The sudden warming of the planet that brought about the end of the last ice age, 11,000 years ago, allowed human beings to settle in permanent cities, raise crops and domesticate animals. It made civilization possible. But what the climate gives, the climate can take away. The magnitude of the changes coming at us now is at least equal to that of the warming that melted the glaciers at the end of the Pleistocene. Just ask someone from the east coast of Florida what weather can do to a city.

“Everything about our lives is going to determine and be determined by the climate,” says Gord Perks, a city councillor on the Parks and Environment Committee and the Board of Health. “I often ask people to name one single thing they do that does not impact the climate; the best answer I’ve had so far is singing.” An energetic, athletic-looking man in his 40s, Perks is the main author of The Canadian Green Consumer Guide and was an adjunct professor in the University of Toronto’s environmental studies department. Toronto, he says, is faced with a choice between two futures. In one, we decide that we have to change the way we live, and we make the massive social and economic adjustments necessary to stave off disaster.

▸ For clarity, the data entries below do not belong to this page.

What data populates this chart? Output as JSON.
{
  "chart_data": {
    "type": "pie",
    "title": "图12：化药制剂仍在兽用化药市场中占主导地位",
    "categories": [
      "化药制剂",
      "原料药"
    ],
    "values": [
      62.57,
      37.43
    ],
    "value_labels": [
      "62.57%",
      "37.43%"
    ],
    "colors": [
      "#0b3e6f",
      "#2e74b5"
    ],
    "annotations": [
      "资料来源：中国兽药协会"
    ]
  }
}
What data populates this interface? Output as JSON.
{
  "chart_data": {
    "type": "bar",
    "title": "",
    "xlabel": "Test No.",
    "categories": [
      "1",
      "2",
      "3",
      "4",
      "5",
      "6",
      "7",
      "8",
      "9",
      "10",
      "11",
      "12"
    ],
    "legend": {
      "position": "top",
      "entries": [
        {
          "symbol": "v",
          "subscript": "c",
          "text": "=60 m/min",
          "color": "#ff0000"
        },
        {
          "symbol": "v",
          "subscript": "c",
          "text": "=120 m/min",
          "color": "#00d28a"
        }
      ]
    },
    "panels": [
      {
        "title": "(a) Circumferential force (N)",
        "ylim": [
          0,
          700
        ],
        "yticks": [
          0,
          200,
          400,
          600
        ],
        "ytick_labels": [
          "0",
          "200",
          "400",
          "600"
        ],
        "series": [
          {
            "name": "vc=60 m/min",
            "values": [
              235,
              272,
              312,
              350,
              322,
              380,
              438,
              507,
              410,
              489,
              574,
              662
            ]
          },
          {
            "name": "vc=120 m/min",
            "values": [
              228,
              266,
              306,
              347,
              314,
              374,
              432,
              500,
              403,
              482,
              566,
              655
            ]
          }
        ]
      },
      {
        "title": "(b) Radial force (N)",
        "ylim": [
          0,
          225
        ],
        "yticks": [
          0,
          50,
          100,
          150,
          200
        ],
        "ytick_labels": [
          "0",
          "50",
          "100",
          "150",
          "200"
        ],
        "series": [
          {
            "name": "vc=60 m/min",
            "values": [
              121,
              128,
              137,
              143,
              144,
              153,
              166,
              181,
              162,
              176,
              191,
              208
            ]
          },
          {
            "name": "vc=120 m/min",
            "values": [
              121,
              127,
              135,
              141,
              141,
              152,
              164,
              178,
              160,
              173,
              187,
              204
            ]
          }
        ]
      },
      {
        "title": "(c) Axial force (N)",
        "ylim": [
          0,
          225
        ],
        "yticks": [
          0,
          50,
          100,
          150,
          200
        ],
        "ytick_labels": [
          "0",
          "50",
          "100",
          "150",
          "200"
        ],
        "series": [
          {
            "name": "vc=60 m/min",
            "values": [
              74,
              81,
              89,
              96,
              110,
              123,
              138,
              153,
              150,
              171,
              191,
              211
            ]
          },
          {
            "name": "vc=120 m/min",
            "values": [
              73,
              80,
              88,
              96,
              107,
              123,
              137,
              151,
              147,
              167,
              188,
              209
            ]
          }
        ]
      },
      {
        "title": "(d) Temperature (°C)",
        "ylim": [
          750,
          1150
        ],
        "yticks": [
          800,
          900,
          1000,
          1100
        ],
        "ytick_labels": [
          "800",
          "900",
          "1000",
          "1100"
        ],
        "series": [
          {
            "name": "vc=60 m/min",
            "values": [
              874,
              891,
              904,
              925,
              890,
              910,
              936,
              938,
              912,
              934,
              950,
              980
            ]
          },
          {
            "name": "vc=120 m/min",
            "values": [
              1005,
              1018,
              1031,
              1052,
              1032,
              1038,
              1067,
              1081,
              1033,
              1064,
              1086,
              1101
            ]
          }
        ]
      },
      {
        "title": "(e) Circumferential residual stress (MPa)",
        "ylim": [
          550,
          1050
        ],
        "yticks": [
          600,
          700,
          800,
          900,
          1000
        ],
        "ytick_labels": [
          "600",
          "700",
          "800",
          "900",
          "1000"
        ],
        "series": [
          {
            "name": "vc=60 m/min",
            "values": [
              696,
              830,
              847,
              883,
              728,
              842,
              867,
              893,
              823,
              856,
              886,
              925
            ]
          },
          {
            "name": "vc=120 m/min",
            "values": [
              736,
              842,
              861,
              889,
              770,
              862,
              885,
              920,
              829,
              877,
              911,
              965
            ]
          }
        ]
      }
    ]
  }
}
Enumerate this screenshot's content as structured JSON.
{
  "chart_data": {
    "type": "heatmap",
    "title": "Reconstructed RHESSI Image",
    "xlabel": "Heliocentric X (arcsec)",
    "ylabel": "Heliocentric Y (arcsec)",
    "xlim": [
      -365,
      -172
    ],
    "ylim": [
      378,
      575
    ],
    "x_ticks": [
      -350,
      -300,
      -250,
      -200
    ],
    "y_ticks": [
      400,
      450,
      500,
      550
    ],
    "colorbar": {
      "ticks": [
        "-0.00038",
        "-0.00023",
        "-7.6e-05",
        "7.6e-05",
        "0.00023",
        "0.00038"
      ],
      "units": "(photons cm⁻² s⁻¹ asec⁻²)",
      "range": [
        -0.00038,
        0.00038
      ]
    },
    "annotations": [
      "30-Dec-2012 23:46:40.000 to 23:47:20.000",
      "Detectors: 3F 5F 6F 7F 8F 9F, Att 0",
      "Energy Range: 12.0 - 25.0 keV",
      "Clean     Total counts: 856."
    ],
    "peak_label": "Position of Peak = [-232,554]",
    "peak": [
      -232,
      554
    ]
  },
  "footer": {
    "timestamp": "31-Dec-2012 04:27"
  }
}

In that future, we ban private cars from the downtown core. We could follow the lead set by such cities as Singapore, Rome and Oslo. In London, congestion in the downtown area was costing £1.2 billion due to lost sales and slow deliveries. The mayor, Ken Livingstone, recently passed a law mandating all drivers to pay a fee if they wanted to enter a 40-square-kilometre area designated as a “congestion charge zone.” Beyond the zone, he has also discouraged people from driving by making it illegal to stop on major thoroughfares during rush hour: cars caught breaking the rule are slapped with a £100 penalty. Traffic in central London has decreased by 20 per cent and the revenues from fees and fines are invested in public transit, roads and pedestrian services.

We could also mandate that all taxis be hybrids, invest heavily in mass public transit, redesign the city to include more mixed-use neighbourhoods with green spaces and triple the urban forest. Green spaces and trees are a major part of improving the economic outlook. “We’re going to need trees for natural air conditioning,” explains Perks.

Most significantly, we have to cut greenhouse gas emissions, not to 65 per cent below 2003 levels, as Stephen Harper’s much-vaunted plan has specified, not even 80 per cent by 2050, as David Miller has suggested. We need to cut emissions by 90 per cent. And we need to do it by 2030.

Otherwise, we get the other future, the more likely one, the one in which we do some of those things but not the ones that hurt. We follow what climate forecasters call the “business as usual” scenario. We make a few gestures toward habitat restoration and energy efficiency, change a few light bulbs, put up some windmills off the Scarborough Bluffs, place green roofs and solar collectors on some of the larger buildings, and tell ourselves that these measures will allow us to carry on the way we have been since the Industrial Revolution. “If we do that,” says Perks, “I believe there will be a sharper division between people who live in comfort and people who don’t; between people who can afford air conditioning and quiet, shaded properties, who can avoid extremes of heat and pollution, and those who will have to suffer from hotter weather, more storms, and a fragile economy.”

And they are the ones who will be waiting at the gates.